Cosa dobbiamo aspettarci dal nuovo album dei Linkin Park? Una domanda da un milione di dollari, visto che la band di Mike Shinoda è abituata a frastornare tutte le nostre aspettative dopo ogni uscita. La loro nuova fatica, intitolata "The Hunting Party", non fa eccezione nemmeno a questo giro. Proprio quando c'eravamo più o meno abituati ad accostarli alla sperimentazione elettronica eccoti per le mani un disco dal cuore hardcore, registrato quasi completamente in analogico e senza troppi ammennicoli.
Una subitanea vampata di rabbia accoglie l'ascoltatore a braccia aperte per accompagnarlo traccia dopo traccia, senza pause: è questa la risposta esplicita di Shinoda al "soft indie pop" che gira nelle radio, un rock che i Linkin Park hanno voluto rigettare coi muscoli, riproponendo anche alcuni cliché del proprio sound.
"The Hunting Party", a giudicare dal nostro primo ascolto, ha aggiunto energia e decibel, ma ha tolto qualcosa all'originalità e alla personalità dell'insieme, che ora è più facile confondere con molte altre proposte simili degli ultimi anni. La differenza principale fra questo e gli album precedenti sta nello stile compositivo: mentre prima ogni elemento faceva parte di una struttura razionale, in cui era mirabilmente ordinato al proprio posto, questo è un disco sanguigno che nasce suonando assieme, senza troppa pianificazione. Nelle parole della stessa band, c'è del punk rock nella filosofia di questo album, un'ispirazione che si riflette in tutti i suoi eccessi, che siano le urla o il calpestio ritmico.
Ma il risultato di queste scelte non è sempre esaltante: molti di questi brani sembrano ricalcare certo punk/hardcore strepitante di una decina di anni fa, magari mescolato a quelle rappate che oramai non stupiscono più nessuno.
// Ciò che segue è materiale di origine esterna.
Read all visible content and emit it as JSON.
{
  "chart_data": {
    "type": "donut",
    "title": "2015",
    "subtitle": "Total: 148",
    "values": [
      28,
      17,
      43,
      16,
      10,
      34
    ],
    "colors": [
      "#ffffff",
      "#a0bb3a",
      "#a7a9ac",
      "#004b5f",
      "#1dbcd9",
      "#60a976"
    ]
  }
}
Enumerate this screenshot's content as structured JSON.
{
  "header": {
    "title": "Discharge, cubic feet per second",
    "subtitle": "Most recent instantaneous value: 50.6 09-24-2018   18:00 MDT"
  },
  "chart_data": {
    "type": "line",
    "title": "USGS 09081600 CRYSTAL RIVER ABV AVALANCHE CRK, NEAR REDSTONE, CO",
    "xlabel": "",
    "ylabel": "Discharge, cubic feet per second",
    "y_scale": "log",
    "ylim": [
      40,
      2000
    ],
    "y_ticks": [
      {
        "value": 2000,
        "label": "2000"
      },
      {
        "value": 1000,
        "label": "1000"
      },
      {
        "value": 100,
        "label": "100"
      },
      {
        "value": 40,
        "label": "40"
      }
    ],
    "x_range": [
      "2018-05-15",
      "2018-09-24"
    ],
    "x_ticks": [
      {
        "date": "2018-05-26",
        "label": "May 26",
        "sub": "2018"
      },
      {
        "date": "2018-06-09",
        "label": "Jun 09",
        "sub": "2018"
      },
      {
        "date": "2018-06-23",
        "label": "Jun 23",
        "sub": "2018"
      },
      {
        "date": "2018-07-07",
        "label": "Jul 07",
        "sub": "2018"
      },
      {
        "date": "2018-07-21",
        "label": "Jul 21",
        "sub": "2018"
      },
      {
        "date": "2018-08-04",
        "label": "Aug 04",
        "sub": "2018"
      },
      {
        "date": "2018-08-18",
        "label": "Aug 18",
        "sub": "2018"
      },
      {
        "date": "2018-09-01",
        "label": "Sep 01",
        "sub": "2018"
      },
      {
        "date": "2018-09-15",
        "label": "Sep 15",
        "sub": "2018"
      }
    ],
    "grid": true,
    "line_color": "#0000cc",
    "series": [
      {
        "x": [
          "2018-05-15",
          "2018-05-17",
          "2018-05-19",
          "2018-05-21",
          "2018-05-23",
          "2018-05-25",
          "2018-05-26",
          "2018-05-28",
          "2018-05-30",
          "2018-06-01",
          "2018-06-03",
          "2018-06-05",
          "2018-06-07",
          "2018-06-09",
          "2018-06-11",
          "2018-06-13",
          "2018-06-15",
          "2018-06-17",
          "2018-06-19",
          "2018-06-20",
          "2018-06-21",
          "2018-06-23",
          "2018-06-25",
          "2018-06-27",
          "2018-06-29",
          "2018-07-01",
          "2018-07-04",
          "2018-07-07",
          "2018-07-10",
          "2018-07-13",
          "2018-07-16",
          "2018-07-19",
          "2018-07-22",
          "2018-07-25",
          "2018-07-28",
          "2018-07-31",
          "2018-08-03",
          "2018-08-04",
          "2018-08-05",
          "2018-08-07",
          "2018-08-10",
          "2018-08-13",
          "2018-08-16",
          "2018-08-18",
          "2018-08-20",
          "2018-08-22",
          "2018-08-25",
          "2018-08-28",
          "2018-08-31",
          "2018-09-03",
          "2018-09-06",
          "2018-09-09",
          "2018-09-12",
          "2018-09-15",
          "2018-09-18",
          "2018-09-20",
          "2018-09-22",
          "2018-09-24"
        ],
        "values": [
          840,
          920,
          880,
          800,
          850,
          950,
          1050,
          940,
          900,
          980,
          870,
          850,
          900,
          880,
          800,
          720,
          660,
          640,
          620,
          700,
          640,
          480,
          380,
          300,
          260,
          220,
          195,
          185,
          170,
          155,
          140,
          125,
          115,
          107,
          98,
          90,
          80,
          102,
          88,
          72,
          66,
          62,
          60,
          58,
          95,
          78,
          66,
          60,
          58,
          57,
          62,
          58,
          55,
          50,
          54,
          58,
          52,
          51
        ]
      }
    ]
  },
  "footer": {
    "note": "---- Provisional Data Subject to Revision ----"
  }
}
C'è da sperare per loro che le nuove generazioni in fase di crescita accolgano con favore questa recrudescenza sonora, in sprezzo a quel rock in cui la semplice distorsione a cento all'ora spesso non è più centrale. Tirano su la media, comunque, una manciata di pezzi in cui l'antico ascendente di Shinoda e soci sembra ancora vigoroso ("Guilty all the same" o "Rebellion" su tutti). Resta solo da capire se i fan perdoneranno qualche banalità di troppo o se il ritorno dei chorus roboanti non sarà stato una mezza cilecca. Potremo farcene un'opinione martedì prossimo, quando i Linkin Park saliranno sul palco dell'ippodromo di San Siro, a Milano, per vedere l'effetto che farà.